PIP tribunal is usually the last chance people have to get the DWP to reverse their decisions about the PIP claim and therefore they are very important.
In most cases, PIP tribunals may rule in favor of the claimant, but there are still some cases where that may not happen, which makes it very important that the person be as prepared as they possibly can.
If you have any questions about a PIP letter after a Tribunal win, please feel free to reach out to us at any time.

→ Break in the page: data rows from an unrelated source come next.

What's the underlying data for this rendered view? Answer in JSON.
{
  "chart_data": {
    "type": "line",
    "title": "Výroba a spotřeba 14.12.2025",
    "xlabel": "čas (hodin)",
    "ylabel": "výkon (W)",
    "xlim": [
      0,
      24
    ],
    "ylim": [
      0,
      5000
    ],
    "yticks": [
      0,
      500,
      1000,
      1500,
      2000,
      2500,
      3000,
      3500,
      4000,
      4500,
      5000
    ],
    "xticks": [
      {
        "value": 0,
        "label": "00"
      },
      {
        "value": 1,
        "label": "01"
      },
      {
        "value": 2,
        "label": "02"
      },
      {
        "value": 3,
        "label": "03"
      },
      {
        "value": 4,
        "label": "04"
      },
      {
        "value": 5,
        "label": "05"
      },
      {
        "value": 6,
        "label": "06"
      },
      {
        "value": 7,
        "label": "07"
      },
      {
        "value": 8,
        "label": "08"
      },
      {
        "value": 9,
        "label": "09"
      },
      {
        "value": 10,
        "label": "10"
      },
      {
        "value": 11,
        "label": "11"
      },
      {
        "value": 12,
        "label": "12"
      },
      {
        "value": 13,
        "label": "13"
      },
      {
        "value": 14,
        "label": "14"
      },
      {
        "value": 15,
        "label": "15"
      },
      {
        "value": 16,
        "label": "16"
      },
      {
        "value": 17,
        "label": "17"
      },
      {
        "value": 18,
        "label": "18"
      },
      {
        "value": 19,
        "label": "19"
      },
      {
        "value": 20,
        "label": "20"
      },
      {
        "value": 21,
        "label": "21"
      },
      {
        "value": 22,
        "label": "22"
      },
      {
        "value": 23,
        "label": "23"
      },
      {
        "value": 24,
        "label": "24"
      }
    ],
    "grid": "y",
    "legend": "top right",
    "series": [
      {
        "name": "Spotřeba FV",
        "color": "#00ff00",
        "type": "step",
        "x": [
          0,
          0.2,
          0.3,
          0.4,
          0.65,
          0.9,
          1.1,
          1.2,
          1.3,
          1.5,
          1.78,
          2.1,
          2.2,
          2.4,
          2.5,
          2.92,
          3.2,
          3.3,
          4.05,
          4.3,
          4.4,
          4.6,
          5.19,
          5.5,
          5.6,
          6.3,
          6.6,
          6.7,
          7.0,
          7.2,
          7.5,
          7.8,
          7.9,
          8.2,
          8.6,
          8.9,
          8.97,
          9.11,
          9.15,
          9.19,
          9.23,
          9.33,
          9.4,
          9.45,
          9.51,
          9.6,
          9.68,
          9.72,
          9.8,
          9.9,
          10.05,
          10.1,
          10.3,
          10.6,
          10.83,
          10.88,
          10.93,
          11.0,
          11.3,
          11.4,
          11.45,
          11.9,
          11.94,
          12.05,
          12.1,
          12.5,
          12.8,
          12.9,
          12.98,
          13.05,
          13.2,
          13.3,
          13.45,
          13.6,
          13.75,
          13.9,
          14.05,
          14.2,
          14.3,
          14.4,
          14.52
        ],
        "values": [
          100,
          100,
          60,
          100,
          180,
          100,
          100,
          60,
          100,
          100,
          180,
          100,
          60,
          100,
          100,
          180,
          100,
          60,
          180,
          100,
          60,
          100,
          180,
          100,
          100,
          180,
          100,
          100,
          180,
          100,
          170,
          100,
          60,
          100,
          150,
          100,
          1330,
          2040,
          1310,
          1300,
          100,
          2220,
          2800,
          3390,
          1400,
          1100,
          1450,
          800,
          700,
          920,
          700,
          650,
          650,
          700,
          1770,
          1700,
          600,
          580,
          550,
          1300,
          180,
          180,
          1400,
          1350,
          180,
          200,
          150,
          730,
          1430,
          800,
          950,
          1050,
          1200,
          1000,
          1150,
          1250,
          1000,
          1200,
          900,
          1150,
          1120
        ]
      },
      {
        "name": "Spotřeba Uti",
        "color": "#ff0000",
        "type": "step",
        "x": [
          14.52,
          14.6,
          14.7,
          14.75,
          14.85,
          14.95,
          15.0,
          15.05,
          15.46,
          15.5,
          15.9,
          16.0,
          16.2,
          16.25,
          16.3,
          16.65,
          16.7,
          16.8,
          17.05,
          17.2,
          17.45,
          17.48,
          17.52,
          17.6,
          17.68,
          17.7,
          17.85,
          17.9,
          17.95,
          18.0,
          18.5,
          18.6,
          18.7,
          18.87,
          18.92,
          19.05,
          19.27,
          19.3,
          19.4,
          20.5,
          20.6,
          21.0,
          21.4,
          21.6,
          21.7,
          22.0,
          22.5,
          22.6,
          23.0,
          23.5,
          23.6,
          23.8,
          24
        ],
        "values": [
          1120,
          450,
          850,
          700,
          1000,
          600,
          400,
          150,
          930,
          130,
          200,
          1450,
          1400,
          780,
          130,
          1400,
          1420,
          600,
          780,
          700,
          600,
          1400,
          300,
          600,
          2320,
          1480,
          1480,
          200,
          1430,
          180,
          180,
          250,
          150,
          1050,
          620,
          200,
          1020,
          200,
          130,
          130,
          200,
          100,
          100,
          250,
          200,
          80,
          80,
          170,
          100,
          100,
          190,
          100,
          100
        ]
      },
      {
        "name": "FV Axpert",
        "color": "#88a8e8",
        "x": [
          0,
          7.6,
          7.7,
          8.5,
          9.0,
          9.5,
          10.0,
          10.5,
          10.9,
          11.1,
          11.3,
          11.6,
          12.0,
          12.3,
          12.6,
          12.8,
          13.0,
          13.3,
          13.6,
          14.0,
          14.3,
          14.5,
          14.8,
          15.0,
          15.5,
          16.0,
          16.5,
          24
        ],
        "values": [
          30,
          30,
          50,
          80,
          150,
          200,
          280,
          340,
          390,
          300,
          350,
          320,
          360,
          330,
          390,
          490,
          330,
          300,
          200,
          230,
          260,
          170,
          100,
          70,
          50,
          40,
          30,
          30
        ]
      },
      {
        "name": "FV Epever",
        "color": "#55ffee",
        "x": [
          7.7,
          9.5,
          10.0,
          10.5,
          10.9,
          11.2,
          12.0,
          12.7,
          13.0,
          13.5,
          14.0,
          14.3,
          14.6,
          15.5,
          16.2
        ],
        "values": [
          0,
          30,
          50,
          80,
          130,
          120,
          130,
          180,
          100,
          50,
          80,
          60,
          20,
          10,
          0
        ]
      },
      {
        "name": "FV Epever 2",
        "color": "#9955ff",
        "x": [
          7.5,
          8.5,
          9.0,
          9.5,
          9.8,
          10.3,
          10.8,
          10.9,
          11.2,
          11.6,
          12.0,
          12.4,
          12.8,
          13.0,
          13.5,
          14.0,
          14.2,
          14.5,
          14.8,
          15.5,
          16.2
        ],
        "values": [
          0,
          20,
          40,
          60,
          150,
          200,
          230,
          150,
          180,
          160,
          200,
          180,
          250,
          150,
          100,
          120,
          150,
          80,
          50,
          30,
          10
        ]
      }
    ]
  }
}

Frequently Asked Questions (FAQs): PIP Letter after tribunal Win
How long does Pip take after tribunal?
PIP may take about 4 to 8 weeks after tribunal as the DWP will need to process it accordingly, and the established amount of money will be received about every 4 weeks after the system has started.
Can the DWP overturn a tribunal decision?
No, the DW cannot overturn a tribunal decision, because the tribunal hearing is done by an independent court that is above the DWP, and therefore if the court has ordered that the PIP claim is valid and just, the DWP needs to go through with it.
Additionally, it may happen that the Department for Work and Pensions (DWP) may revise a decision at any time if someone has appealed against that decision and that appeal has not yet been heard by an independent tribunal, which may happen in the case where the DWP decision makers realize that the decision is wrong or they get new information or evidence showing it is wrong.
How do you win a PIP tribunal?
To win a PIP tribunal, you need to answer the questions properly and make sure that your condition is understood by the tribunal.
Here are some tips to approach the PIP tribunal in the best way so you can win:
Take your time to answer the questions.
Ask the judge or doctor to repeat any questions you don’t understand honestly.
Be open and honest when giving your answers
You may also bring your own notes and examples to remember things you think you might forget.
Don’t use specific medical or PIP related language.